Written, created and directed by Hwang Dong-hyuk, the idea of Squid Game came up over ten years ago and is based on his economic struggles at the time.

The show also focuses on the class disparity within South Korea – something the Oscar-winning movie Parasite does so well too.

But is it good?

If watching all nine of the hour-long episodes in the course of a weekend says anything, then yes it was good.

It was also gripping, sadistic, and aroused nearly every emotion from anger, disgust, fear, happiness, and sadness.

Now that the hype has been relieved and I’ve had a few days to let it settle, Squid Game is more than clever to turn seemingly innocent children games into weapons of mass destruction, it teaches us important life lessons too.

The following may or may not contain spoilers so read at your own risk:

So, what did watching Squid Game teach?

(Credit: Financial Times)

Money doesn’t always guarantee happiness

Most of the players of Squid Game were in debt. Although the show doesn’t go into detail about why each character is there, we do learn the bulk of their problems comes from gambling, bad investments, and unemployment just to name a few.

While spending the money that first got you into debt may have given you temporary happiness, the headache of having to pay those debts off far outweigh it.

So what do you do to feel happiness again? You chase for more money, and with money as the biggest motivator in Squid Game, it doesn’t always have a happy ending.

Migrant workers do good but get mistreated anyway

(Credit: Netflix)

We are introduced to a character in the series called Ali (played by Anupam Tripathi) who is a migrant worker from Pakistan working in a factory trying to support his family. But due to unforeseen circumstances, still needs money to get by.

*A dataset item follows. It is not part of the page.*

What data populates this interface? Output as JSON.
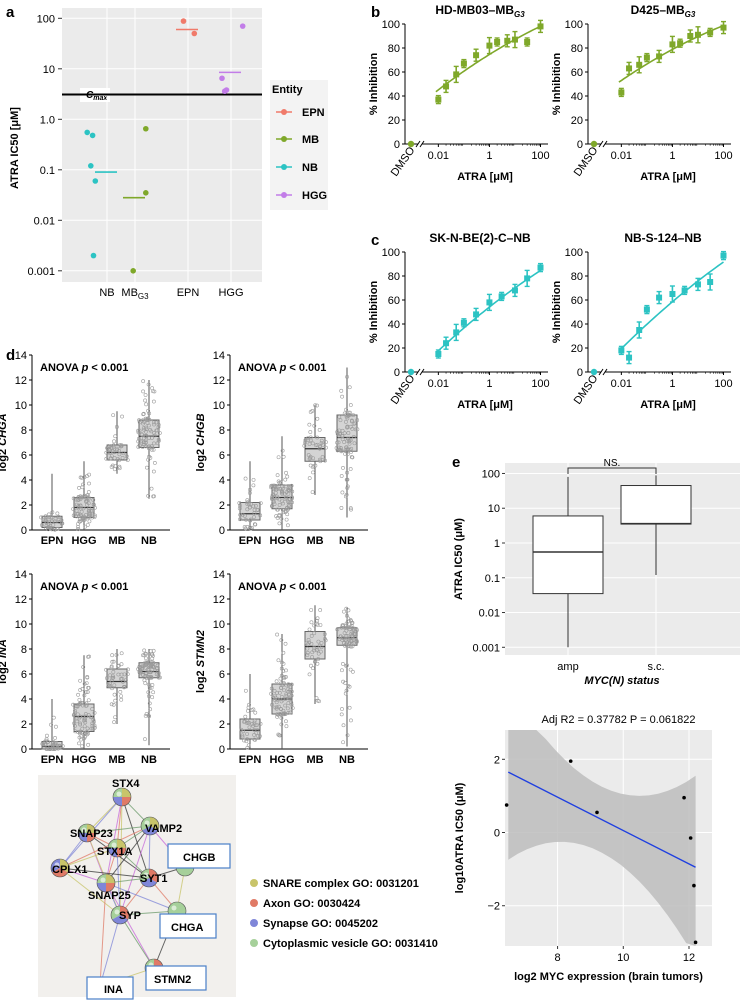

We grow to like Ali for his cheerful disposition and to an extent – his naivety. He also (*spoiler alert*) risks his life to save an important character early on in the show and doesn’t have a “you owe me” attitude towards it either.

His positive character traits ultimately work against him, which sadly is also a metaphor for many migrant workers in real life.

Children’s games may be psychologically damaging

(Credit: Netflix / Geekculture.co)

Speaking of metaphors, the children games played with a deadly twist in Squid Game can also be interpreted as psychologically damaging when played without having your life at stake.

One of the games, for example, calls for teams to be formed and is an awful anxious-ridden flashback for people who’d often get picked last in PE class.

Studies have found evidence that the pain of being excluded is not so different from the pain of physical injury.

Rejection also has serious implications for an individual’s psychological state and society in general. These people sometimes become aggressive and can turn to violence.

Never give up – not even in a pandemic

This may be an obvious one because if you give up in Squid Game (e.g. accept defeat and lose) you die.

The lesson is not in the games themselves, but in the show creator’s grit to pursue with the series after the script was rejected for 10 years.  

Squid Game creator Hwang Dong-hyuk (centre) with Park Hae Soo who plays Sang-woo (left) and Lee Jung-jae who plays Gi-hun (right)
(Credit: Netflix/Youngkyu Park/PA via Yahoo)

At one point, Dong-hyuk had to halt on the scriptwriting and was forced to sell his $675 laptop for money.

In the decade or so waiting for the script to be picked up, several studios deemed it “too grotesque and too unrealistic”.

And while the pandemic forced many people to give up, Dong-hyuk believes it was the classist issues brought to the forefront during the height of the pandemic that made Netflix decide to purchase the show.

As of today, Squid Game still tops Netflix Malaysia’s  “Top 10 in Malaysia Today” at number two but previously reigned at number one for several weeks.

The series has also trended at number one in more than 90 countries.

Not bad for a show that was released nearly a month ago but took 10 years to grace the screens.